Now on the aspect of dollar hoarding, I have talked about at tandem looking at the cross-currency basis swap (XCCY). This is shown below in chart 11, and if we look at different XCCY of a 5-year tenor EUR/USD, JPY/USD, CHF/USD, and finally GBP/USD, most are seeing a basis more negative than at the beginning of the pandemic. We are witnessing a massive hoarding of dollars and the inability of banks to access the wholesale dollar funding market. The XCCY becoming more negative indicates that counterparty risk on the part of banks is rising. This is a further indicator that liquidity conditions are deteriorating.

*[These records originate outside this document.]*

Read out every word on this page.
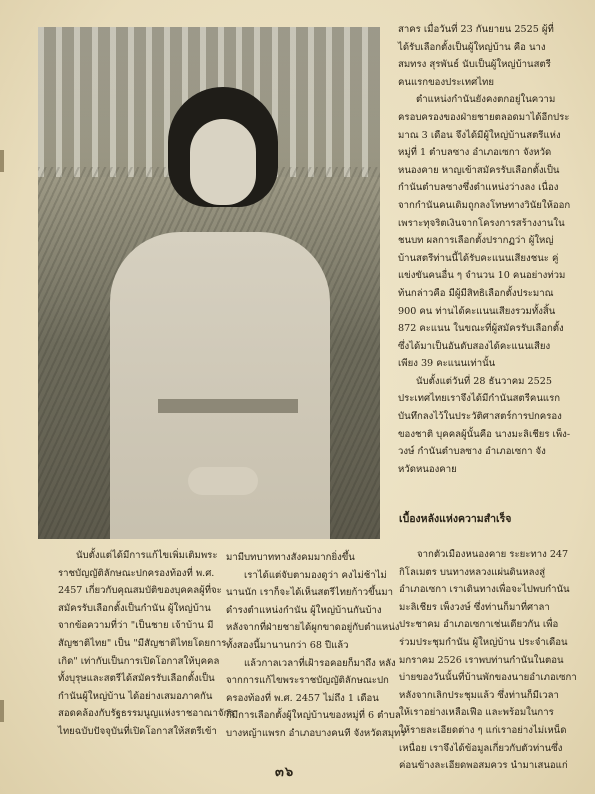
สาคร เมื่อวันที่ 23 กันยายน 2525 ผู้ที่
ได้รับเลือกตั้งเป็นผู้ใหญ่บ้าน คือ นาง
สมทรง สุรพันธ์ นับเป็นผู้ใหญ่บ้านสตรี
คนแรกของประเทศไทย
ตำแหน่งกำนันยังคงตกอยู่ในความ
ครอบครองของฝ่ายชายตลอดมาได้อีกประ
มาณ 3 เดือน จึงได้มีผู้ใหญ่บ้านสตรีแห่ง
หมู่ที่ 1 ตำบลซาง อำเภอเซกา จังหวัด
หนองคาย หาญเข้าสมัครรับเลือกตั้งเป็น
กำนันตำบลซางซึ่งตำแหน่งว่างลง เนื่อง
จากกำนันคนเดิมถูกลงโทษทางวินัยให้ออก
เพราะทุจริตเงินจากโครงการสร้างงานใน
ชนบท ผลการเลือกตั้งปรากฏว่า ผู้ใหญ่
บ้านสตรีท่านนี้ได้รับคะแนนเสียงชนะ คู่
แข่งขันคนอื่น ๆ จำนวน 10 คนอย่างท่วม
ท้นกล่าวคือ มีผู้มีสิทธิเลือกตั้งประมาณ
900 คน ท่านได้คะแนนเสียงรวมทั้งสิ้น
872 คะแนน ในขณะที่ผู้สมัครรับเลือกตั้ง
ซึ่งได้มาเป็นอันดับสองได้คะแนนเสียง
เพียง 39 คะแนนเท่านั้น
นับตั้งแต่วันที่ 28 ธันวาคม 2525
ประเทศไทยเราจึงได้มีกำนันสตรีคนแรก
บันทึกลงไว้ในประวัติศาสตร์การปกครอง
ของชาติ บุคคลผู้นั้นคือ นางมะลิเชียร เพ็ง-
วงษ์ กำนันตำบลซาง อำเภอเซกา จัง
หวัดหนองคาย
เบื้องหลังแห่งความสำเร็จ
นับตั้งแต่ได้มีการแก้ไขเพิ่มเติมพระ
ราชบัญญัติลักษณะปกครองท้องที่ พ.ศ.
2457 เกี่ยวกับคุณสมบัติของบุคคลผู้ที่จะ
สมัครรับเลือกตั้งเป็นกำนัน ผู้ใหญ่บ้าน
จากข้อความที่ว่า "เป็นชาย เจ้าบ้าน มี
สัญชาติไทย" เป็น "มีสัญชาติไทยโดยการ
เกิด" เท่ากับเป็นการเปิดโอกาสให้บุคคล
ทั้งบุรุษและสตรีได้สมัครรับเลือกตั้งเป็น
กำนันผู้ใหญ่บ้าน ได้อย่างเสมอภาคกัน
สอดคล้องกับรัฐธรรมนูญแห่งราชอาณาจักร
ไทยฉบับปัจจุบันที่เปิดโอกาสให้สตรีเข้า
มามีบทบาททางสังคมมากยิ่งขึ้น
เราได้แต่จับตามองดูว่า คงไม่ช้าไม่
นานนัก เราก็จะได้เห็นสตรีไทยก้าวขึ้นมา
ดำรงตำแหน่งกำนัน ผู้ใหญ่บ้านกันบ้าง
หลังจากที่ฝ่ายชายได้ผูกขาดอยู่กับตำแหน่ง
ทั้งสองนี้มานานกว่า 68 ปีแล้ว
แล้วกาลเวลาที่เฝ้ารอคอยก็มาถึง หลัง
จากการแก้ไขพระราชบัญญัติลักษณะปก
ครองท้องที่ พ.ศ. 2457 ไม่ถึง 1 เดือน
ก็มีการเลือกตั้งผู้ใหญ่บ้านของหมู่ที่ 6 ตำบล
บางหญ้าแพรก อำเภอบางคนที จังหวัดสมุทร
จากตัวเมืองหนองคาย ระยะทาง 247
กิโลเมตร บนทางหลวงแผ่นดินหลงสู่
อำเภอเซกา เราเดินทางเพื่อจะไปพบกำนัน
มะลิเชียร เพ็งวงษ์ ซึ่งท่านก็มาที่ศาลา
ประชาคม อำเภอเซกาเช่นเดียวกัน เพื่อ
ร่วมประชุมกำนัน ผู้ใหญ่บ้าน ประจำเดือน
มกราคม 2526 เราพบท่านกำนันในตอน
บ่ายของวันนั้นที่บ้านพักของนายอำเภอเซกา
หลังจากเลิกประชุมแล้ว ซึ่งท่านก็มีเวลา
ให้เราอย่างเหลือเฟือ และพร้อมในการ
ให้รายละเอียดต่าง ๆ แก่เราอย่างไม่เหน็ด
เหนื่อย เราจึงได้ข้อมูลเกี่ยวกับตัวท่านซึ่ง
ค่อนข้างละเอียดพอสมควร นำมาเสนอแก่
๓๖
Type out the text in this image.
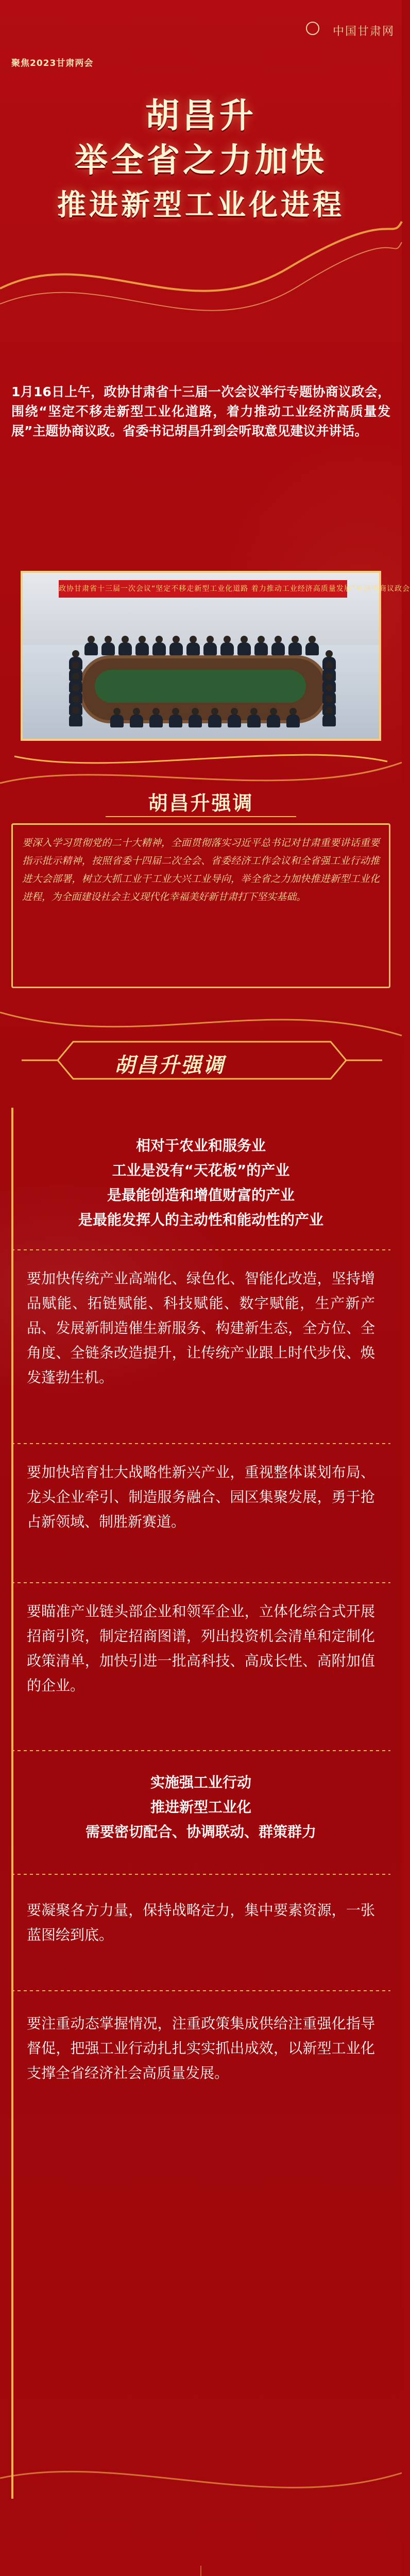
中国甘肃网
聚焦2023甘肃两会
胡昌升
举全省之力加快
推进新型工业化进程
1月16日上午，政协甘肃省十三届一次会议举行专题协商议政会，围绕“坚定不移走新型工业化道路，着力推动工业经济高质量发展”主题协商议政。省委书记胡昌升到会听取意见建议并讲话。
政协甘肃省十三届一次会议“坚定不移走新型工业化道路 着力推动工业经济高质量发展”专题协商议政会
胡昌升强调
要深入学习贯彻党的二十大精神，全面贯彻落实习近平总书记对甘肃重要讲话重要指示批示精神，按照省委十四届二次全会、省委经济工作会议和全省强工业行动推进大会部署，树立大抓工业干工业大兴工业导向，举全省之力加快推进新型工业化进程，为全面建设社会主义现代化幸福美好新甘肃打下坚实基础。
胡昌升强调
相对于农业和服务业
工业是没有“天花板”的产业
是最能创造和增值财富的产业
是最能发挥人的主动性和能动性的产业
要加快传统产业高端化、绿色化、智能化改造，坚持增品赋能、拓链赋能、科技赋能、数字赋能，生产新产品、发展新制造催生新服务、构建新生态，全方位、全角度、全链条改造提升，让传统产业跟上时代步伐、焕发蓬勃生机。
要加快培育壮大战略性新兴产业，重视整体谋划布局、龙头企业牵引、制造服务融合、园区集聚发展，勇于抢占新领域、制胜新赛道。
要瞄准产业链头部企业和领军企业，立体化综合式开展招商引资，制定招商图谱，列出投资机会清单和定制化政策清单，加快引进一批高科技、高成长性、高附加值的企业。
实施强工业行动
推进新型工业化
需要密切配合、协调联动、群策群力
要凝聚各方力量，保持战略定力，集中要素资源，一张蓝图绘到底。
要注重动态掌握情况，注重政策集成供给注重强化指导督促，把强工业行动扎扎实实抓出成效，以新型工业化支撑全省经济社会高质量发展。
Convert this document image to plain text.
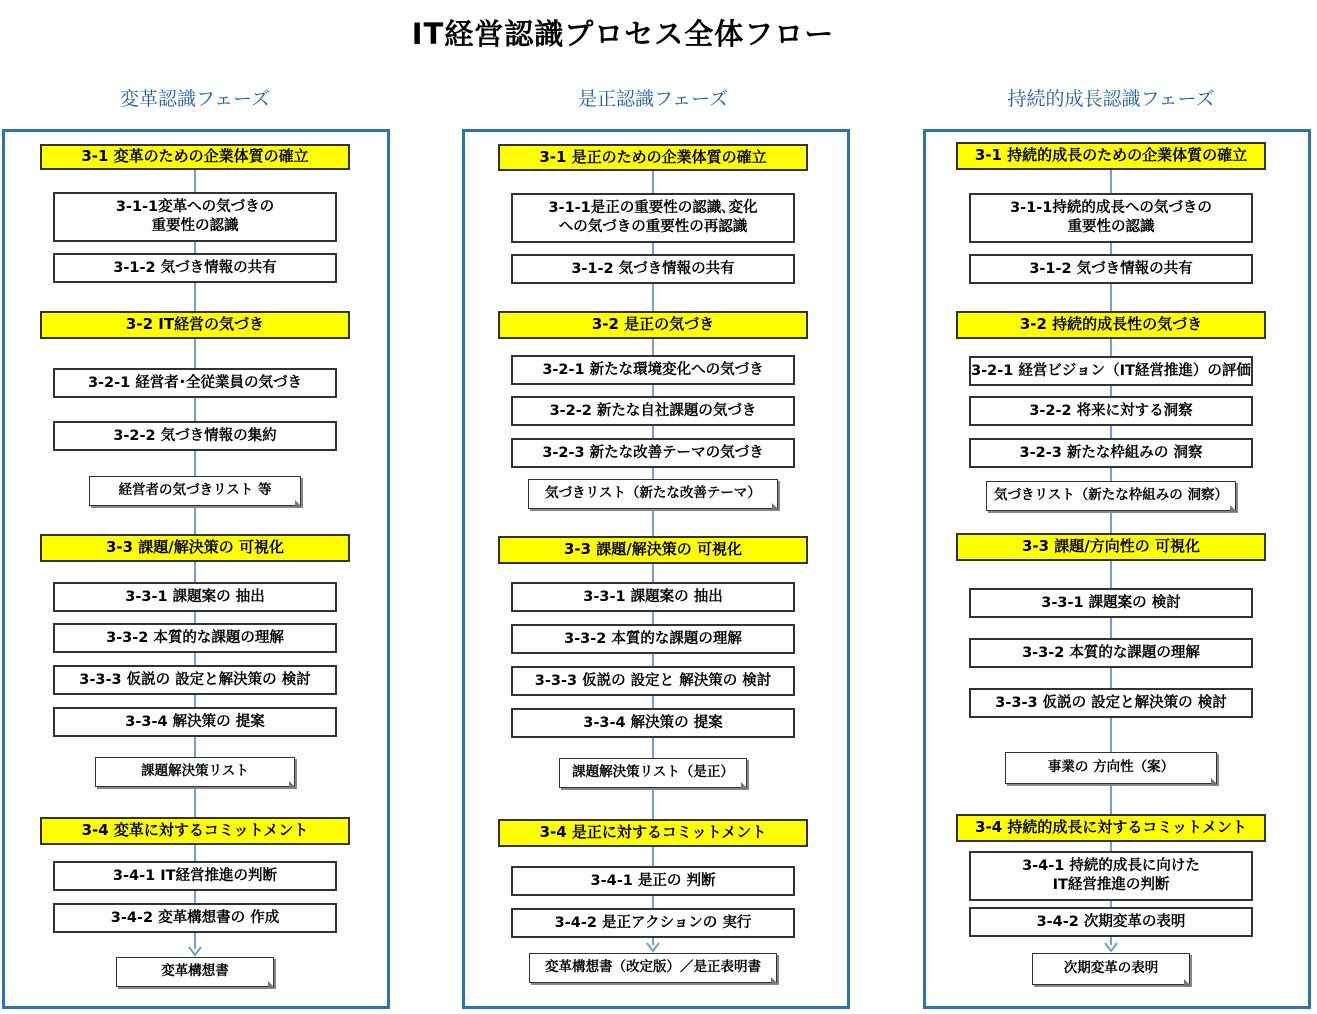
IT経営認識プロセス全体フロー
変革認識フェーズ
3-1 変革のための企業体質の確立
3-1-1変革への気づきの
重要性の認識
3-1-2 気づき情報の共有
3-2 IT経営の気づき
3-2-1 経営者･全従業員の気づき
3-2-2 気づき情報の集約
経営者の気づきリスト 等
3-3 課題/解決策の 可視化
3-3-1 課題案の 抽出
3-3-2 本質的な課題の理解
3-3-3 仮説の 設定と解決策の 検討
3-3-4 解決策の 提案
課題解決策リスト
3-4 変革に対するコミットメント
3-4-1 IT経営推進の判断
3-4-2 変革構想書の 作成
変革構想書
是正認識フェーズ
3-1 是正のための企業体質の確立
3-1-1是正の重要性の認識､変化
への気づきの重要性の再認識
3-1-2 気づき情報の共有
3-2 是正の気づき
3-2-1 新たな環境変化への気づき
3-2-2 新たな自社課題の気づき
3-2-3 新たな改善テーマの気づき
気づきリスト（新たな改善テーマ）
3-3 課題/解決策の 可視化
3-3-1 課題案の 抽出
3-3-2 本質的な課題の理解
3-3-3 仮説の 設定と 解決策の 検討
3-3-4 解決策の 提案
課題解決策リスト（是正）
3-4 是正に対するコミットメント
3-4-1 是正の 判断
3-4-2 是正アクションの 実行
変革構想書（改定版）／是正表明書
持続的成長認識フェーズ
3-1 持続的成長のための企業体質の確立
3-1-1持続的成長への気づきの
重要性の認識
3-1-2 気づき情報の共有
3-2 持続的成長性の気づき
3-2-1 経営ビジョン（IT経営推進）の評価
3-2-2 将来に対する洞察
3-2-3 新たな枠組みの 洞察
気づきリスト（新たな枠組みの 洞察）
3-3 課題/方向性の 可視化
3-3-1 課題案の 検討
3-3-2 本質的な課題の理解
3-3-3 仮説の 設定と解決策の 検討
事業の 方向性（案）
3-4 持続的成長に対するコミットメント
3-4-1 持続的成長に向けた
IT経営推進の判断
3-4-2 次期変革の表明
次期変革の表明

So far, we have looked at the FRA - OIS, how it relates to the liquidity crunch in the US and other factors that we see within the USA regarding liquidity effects. I have been primarily focusing on the USA, and I am sure people are asking if we see similar things elsewhere around the world. The answer is yes. We see similar stresses by looking at the 3m FRA - OIS (EUR) and comparing that against the European Financial CDS index. As banking stress is starting to build and the inability to access wholesale dollar funding markets, we have seen increases in the probability of defaults within the European financial sector. The stress we see within Europe can be seen below in chart 12.
In closing, there are signs of liquidity events brewing throughout the world and global financial markets. This is something to monitor moving forward and consider when thinking the Fed needs to be more “hawkish” this comes at a price. What is that price? The possibility of massive instability within global financial markets. While I am not a fan of the current monetary regime, it is the system and the cards we have been dealt. All one can do is understand this and look at these things regarding possible risks brewing within global financial markets.